DATE: THURSDAY, March 15, 1990                   TAG: 9003142847
SECTION: EXTRA                    PAGE: E-1   EDITION: METRO 
SOURCE: Ben Beagle
DATELINE:                                 LENGTH: Medium


MAYBE BENNIE COULD SLEEP OFF HIS DEPRESSION

I think I might as well forget about being normal.

If you've spent as many years as I have trying to be normal, you don't have a whole lot of time left.

The latest evidence that I might as well give up is this study that indicates that the loss of a night's sleep lifts everybody else out of depression. As you might expect, this same loss puts me into depression.

Something about a chemical released during sleep or something like that.

As a matter of fact, not being able to go back to sleep after waking up about 1 a.m. makes me even more depressed than I was when I went to bed early to escape certain worldly cares.

Stop that right now. I do not assume the fetal position on such occasions. Let's just keep this as clean as possible. OK?

I'll tell these scientists one thing: They ought to lie awake like I do and worry about an enormous variety of things - ranging from my dog Millie's skin disorder to the greenhouse effect.

I don't know what kind of chemistry these people have, but mine makes me flop around in bed so much that the covers come loose from the bottom and that's really depressing.

You try making your bed at 2 a.m. and tell me if you feel like you're having just one helluva good time.

I can tell you right now that when this happens, I do not generally dance around and sing a lot.

All of this - including the feeling I get about 4 a.m. that the ozone layer has disappeared and we'll all be dead by the time normal people start having breakfast - does not make me a really cheerful person during the daylight hours.

This is helped along by a number of errors I make because I didn't sleep the night before.

One of the most frequent of these mistakes is throwing my razor into the clothes hamper.

I have also been known to throw my night clothes into the trashcan.

Quit it this instant.
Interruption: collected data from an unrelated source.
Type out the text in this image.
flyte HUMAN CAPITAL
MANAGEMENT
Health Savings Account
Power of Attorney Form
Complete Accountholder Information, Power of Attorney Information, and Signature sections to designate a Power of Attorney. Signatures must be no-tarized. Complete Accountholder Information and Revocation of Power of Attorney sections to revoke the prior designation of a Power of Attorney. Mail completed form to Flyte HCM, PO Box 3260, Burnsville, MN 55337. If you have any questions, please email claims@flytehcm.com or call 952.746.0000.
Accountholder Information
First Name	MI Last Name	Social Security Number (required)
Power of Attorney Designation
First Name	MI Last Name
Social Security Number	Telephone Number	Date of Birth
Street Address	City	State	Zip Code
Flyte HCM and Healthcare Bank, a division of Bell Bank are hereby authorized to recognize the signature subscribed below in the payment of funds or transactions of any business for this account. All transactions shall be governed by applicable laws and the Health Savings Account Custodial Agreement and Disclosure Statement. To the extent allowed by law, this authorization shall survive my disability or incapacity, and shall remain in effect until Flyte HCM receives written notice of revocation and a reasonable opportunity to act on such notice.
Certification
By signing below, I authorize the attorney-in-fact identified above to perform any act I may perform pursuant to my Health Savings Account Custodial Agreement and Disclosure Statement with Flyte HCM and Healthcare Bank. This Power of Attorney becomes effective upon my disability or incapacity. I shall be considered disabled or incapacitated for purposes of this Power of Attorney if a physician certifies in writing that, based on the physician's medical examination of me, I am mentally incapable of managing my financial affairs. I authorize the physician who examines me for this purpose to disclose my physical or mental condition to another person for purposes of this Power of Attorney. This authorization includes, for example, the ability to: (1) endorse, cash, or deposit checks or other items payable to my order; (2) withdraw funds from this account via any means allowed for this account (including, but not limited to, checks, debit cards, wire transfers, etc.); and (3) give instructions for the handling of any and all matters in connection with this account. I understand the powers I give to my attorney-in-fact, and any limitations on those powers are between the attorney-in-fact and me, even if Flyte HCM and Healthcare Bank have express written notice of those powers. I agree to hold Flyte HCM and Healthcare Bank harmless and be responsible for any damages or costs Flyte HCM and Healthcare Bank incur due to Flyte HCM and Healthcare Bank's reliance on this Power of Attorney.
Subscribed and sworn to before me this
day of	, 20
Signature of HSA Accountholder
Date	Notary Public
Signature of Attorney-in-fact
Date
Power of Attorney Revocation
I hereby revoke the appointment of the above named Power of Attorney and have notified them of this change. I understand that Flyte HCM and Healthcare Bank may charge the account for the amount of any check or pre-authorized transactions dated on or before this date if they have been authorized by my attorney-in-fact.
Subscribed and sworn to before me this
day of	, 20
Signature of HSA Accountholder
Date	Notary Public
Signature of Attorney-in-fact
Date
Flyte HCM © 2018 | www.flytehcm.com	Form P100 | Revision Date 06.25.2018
I do not wear one of those Ebeneezer Scrooge nightgowns to bed and I have never owned one of those sleeping caps with a tassel on it.

Nevertheless, I would not be surprised if this old guy with all these chains on showed up one sleepless night - while I was worrying about the battery in my car - and told me to expect three ghosts.

These ghosts probably would be Pretty Boy Floyd, John Dillinger and Attila the Hun.

Whatever is in store for yours truly here, I congratulate those among you who have lost sleep and are currently dancing around with lampshades on your heads.

I say this although just thinking about all you happy people depresses me.